New Method of Energy Efficient Subcarrier Allocation Based on Evolutionary Game Theory
Since there is a competition between subcarriers because FBMC (Filter Bank Multicarrier) modulation technology does not need subcarriers to be orthogonal to each other, we consider the evolutionary game method to optimize subcarrier allocation. Because the adjacent subcarriers do not need to be orthogonal to each other in FBMC, there is conflict and competition, thus the evolutionary game theory is used to optimize the subcarrier allocation problem. We innovatively introduced the channel state matrix to show the quality of subcarriers.
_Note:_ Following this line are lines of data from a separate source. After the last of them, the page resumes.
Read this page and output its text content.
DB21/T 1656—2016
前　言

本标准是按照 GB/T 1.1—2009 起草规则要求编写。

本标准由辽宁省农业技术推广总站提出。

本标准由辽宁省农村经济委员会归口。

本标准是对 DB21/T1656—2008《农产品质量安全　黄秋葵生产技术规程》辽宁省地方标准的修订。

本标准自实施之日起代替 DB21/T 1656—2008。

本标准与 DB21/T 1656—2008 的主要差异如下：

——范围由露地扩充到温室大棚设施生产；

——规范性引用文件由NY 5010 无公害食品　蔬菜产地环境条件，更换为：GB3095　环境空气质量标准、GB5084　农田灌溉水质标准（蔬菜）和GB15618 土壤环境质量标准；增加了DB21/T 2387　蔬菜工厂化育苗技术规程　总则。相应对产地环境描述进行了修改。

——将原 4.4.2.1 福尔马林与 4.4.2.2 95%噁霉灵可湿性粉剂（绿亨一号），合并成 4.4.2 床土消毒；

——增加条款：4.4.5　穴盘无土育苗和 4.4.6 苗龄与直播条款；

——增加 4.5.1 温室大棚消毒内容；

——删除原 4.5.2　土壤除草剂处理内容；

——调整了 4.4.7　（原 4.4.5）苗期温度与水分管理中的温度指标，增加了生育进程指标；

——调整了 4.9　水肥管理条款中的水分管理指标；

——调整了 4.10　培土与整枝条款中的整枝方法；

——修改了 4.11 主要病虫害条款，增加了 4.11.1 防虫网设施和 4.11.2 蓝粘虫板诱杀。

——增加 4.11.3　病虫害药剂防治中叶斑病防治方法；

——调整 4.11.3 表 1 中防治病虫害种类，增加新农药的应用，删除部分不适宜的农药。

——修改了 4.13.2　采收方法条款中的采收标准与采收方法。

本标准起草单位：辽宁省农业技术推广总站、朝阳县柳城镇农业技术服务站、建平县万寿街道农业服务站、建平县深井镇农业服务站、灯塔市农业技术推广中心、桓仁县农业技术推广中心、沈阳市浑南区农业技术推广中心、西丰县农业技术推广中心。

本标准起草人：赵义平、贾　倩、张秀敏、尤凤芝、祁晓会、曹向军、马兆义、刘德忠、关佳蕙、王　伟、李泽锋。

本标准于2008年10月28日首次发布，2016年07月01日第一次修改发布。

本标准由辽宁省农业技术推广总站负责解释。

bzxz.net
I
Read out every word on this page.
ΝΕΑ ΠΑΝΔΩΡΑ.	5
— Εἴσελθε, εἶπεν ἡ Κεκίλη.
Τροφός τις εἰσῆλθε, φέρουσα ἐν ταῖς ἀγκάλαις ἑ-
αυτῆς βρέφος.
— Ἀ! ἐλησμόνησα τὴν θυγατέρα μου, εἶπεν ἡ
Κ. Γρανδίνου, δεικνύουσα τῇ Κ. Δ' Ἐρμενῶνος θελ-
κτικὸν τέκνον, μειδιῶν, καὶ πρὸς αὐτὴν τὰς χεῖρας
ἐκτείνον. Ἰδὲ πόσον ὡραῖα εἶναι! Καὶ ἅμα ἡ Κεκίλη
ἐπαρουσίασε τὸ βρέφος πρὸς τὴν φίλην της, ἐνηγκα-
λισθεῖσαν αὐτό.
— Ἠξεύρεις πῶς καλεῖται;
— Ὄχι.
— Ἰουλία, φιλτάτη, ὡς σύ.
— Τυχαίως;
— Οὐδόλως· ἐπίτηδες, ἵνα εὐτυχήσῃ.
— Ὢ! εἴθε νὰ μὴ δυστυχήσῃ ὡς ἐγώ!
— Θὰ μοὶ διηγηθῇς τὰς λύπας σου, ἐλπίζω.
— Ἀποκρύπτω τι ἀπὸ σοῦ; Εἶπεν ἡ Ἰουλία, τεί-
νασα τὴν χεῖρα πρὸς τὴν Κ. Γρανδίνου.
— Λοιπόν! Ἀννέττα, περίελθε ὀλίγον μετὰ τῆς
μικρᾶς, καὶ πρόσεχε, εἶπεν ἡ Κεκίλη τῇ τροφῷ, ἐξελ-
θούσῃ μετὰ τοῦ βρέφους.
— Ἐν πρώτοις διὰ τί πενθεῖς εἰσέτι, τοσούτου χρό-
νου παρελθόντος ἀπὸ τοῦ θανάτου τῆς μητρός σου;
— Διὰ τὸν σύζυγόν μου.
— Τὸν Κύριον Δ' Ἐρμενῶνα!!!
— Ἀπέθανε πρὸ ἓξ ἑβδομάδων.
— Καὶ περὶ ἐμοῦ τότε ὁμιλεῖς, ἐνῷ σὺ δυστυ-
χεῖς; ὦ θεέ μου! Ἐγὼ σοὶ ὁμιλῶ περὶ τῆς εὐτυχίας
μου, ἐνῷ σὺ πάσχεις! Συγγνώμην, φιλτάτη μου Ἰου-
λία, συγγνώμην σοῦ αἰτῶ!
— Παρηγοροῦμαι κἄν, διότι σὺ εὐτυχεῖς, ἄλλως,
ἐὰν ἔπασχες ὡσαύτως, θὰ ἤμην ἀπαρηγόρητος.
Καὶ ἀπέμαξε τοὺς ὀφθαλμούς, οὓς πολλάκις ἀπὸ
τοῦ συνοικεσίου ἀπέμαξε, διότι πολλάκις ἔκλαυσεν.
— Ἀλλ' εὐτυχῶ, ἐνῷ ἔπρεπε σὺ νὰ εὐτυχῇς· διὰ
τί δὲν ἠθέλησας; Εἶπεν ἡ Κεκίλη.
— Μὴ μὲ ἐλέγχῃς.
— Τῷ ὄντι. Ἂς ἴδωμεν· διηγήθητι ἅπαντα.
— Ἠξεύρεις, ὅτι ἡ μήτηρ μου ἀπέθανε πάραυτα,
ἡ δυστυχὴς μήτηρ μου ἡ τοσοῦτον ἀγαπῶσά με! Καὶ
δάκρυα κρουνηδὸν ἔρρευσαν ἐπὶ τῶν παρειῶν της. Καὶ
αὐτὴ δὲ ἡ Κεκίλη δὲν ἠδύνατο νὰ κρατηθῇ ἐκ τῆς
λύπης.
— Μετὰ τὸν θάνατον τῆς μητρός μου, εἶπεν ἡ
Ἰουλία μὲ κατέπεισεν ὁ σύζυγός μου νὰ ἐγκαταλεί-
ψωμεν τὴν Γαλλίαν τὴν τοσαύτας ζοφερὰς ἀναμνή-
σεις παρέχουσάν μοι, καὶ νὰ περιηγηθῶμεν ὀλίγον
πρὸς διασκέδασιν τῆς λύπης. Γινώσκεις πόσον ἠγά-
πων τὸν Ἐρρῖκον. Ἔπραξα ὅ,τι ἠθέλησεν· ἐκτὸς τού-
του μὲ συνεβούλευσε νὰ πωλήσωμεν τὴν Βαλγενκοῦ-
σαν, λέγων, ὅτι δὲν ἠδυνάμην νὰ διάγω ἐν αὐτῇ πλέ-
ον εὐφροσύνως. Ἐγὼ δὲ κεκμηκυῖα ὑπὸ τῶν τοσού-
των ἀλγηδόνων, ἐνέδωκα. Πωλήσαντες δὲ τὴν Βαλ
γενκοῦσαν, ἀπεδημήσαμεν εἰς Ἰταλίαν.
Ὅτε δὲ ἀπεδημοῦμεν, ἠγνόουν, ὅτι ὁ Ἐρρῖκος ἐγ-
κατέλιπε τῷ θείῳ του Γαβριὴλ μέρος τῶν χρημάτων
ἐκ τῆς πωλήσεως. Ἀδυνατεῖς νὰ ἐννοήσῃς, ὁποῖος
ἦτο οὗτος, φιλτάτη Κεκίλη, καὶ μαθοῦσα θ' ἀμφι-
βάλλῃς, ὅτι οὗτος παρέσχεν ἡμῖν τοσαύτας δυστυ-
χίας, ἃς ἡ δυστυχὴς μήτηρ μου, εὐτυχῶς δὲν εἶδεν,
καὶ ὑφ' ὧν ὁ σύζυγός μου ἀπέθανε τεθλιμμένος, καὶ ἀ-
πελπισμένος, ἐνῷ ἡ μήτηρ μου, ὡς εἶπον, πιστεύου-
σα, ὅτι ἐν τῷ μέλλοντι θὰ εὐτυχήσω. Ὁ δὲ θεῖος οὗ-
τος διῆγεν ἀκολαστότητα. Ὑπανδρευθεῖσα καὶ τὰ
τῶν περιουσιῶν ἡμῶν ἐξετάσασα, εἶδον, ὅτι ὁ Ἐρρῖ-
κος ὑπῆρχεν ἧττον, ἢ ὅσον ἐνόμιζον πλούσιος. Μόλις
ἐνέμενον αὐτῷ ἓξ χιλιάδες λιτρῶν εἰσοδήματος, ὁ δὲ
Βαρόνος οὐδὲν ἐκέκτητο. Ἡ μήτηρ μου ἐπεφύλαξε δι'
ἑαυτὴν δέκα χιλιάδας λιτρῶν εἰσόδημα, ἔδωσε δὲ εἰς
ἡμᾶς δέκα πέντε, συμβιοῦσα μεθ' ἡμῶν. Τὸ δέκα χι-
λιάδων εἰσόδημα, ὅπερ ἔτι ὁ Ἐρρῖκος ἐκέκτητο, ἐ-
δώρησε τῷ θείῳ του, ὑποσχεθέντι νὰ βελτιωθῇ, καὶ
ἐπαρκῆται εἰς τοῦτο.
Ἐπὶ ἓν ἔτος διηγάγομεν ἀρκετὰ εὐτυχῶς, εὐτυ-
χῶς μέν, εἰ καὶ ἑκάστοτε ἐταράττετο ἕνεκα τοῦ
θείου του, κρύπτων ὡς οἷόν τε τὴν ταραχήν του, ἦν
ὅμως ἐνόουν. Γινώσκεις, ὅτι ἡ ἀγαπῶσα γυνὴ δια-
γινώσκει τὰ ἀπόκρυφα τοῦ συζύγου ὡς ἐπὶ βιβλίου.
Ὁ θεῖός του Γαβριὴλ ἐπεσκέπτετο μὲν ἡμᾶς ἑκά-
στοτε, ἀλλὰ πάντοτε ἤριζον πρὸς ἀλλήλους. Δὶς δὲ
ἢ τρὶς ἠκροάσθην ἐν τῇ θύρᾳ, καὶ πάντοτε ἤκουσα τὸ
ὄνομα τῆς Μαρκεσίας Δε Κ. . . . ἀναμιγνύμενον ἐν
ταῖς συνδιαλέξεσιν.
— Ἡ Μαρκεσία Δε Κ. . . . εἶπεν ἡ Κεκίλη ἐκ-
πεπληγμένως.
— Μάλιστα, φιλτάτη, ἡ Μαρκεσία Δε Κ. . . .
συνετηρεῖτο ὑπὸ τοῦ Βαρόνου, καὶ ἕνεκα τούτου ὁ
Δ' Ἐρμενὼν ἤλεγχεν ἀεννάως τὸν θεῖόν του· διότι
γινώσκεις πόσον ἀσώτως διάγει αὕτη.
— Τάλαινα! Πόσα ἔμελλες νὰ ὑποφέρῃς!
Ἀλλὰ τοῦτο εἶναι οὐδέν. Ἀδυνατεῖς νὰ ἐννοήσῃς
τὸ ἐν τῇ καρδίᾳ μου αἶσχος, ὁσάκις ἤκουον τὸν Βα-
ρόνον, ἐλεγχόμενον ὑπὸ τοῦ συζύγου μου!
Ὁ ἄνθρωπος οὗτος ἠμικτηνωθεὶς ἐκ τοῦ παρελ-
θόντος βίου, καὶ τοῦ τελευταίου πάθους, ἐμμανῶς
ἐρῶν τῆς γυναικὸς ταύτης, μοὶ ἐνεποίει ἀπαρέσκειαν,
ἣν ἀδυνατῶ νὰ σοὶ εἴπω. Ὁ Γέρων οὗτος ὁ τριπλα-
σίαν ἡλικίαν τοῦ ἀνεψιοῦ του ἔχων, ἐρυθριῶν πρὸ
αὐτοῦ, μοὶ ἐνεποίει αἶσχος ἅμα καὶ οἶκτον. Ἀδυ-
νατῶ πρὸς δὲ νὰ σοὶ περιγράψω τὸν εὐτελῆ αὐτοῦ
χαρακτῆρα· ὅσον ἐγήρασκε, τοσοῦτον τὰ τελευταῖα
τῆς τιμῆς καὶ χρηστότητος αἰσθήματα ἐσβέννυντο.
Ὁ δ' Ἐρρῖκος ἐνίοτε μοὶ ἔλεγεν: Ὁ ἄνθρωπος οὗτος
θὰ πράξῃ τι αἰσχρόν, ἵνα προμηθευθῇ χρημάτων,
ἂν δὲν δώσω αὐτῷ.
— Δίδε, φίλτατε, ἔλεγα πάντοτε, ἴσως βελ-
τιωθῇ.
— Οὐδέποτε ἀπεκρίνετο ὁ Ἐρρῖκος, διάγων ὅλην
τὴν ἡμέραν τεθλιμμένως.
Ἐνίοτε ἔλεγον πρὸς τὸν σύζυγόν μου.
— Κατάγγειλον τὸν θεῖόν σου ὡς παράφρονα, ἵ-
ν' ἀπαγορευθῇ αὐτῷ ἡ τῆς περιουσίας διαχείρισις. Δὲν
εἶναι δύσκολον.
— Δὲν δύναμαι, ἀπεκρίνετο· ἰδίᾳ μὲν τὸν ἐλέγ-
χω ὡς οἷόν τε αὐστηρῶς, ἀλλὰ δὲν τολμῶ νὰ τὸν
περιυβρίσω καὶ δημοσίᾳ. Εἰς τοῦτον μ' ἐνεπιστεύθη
Considering the height of secondary user and base station’s antenna, the total data transmission rate limit, total power consumption constraint and power consumption constraint on a single subcarrier, a nonlinear fractional programming problem is established where maximum energy efficiency is the objective function, total data transmission rate limit, total power consumption constraint and power consumption constraint on a single subcarrier are constraint conditions. The utility function for each secondary user is established when the evolutionary game operator is designed. When the utility function becomes optimal, the evolutionary game reaches Nash equilibrium, and the strategy combination is considered to be the energy efficient resource allocation scheme. Through experimental simulation, EESA-EG proposed in this paper gives the most reasonable subcarrier allocation scheme, allocates more subcarriers for the subcarriers with better channel state and the energy efficiency in EESA-EG is optimal.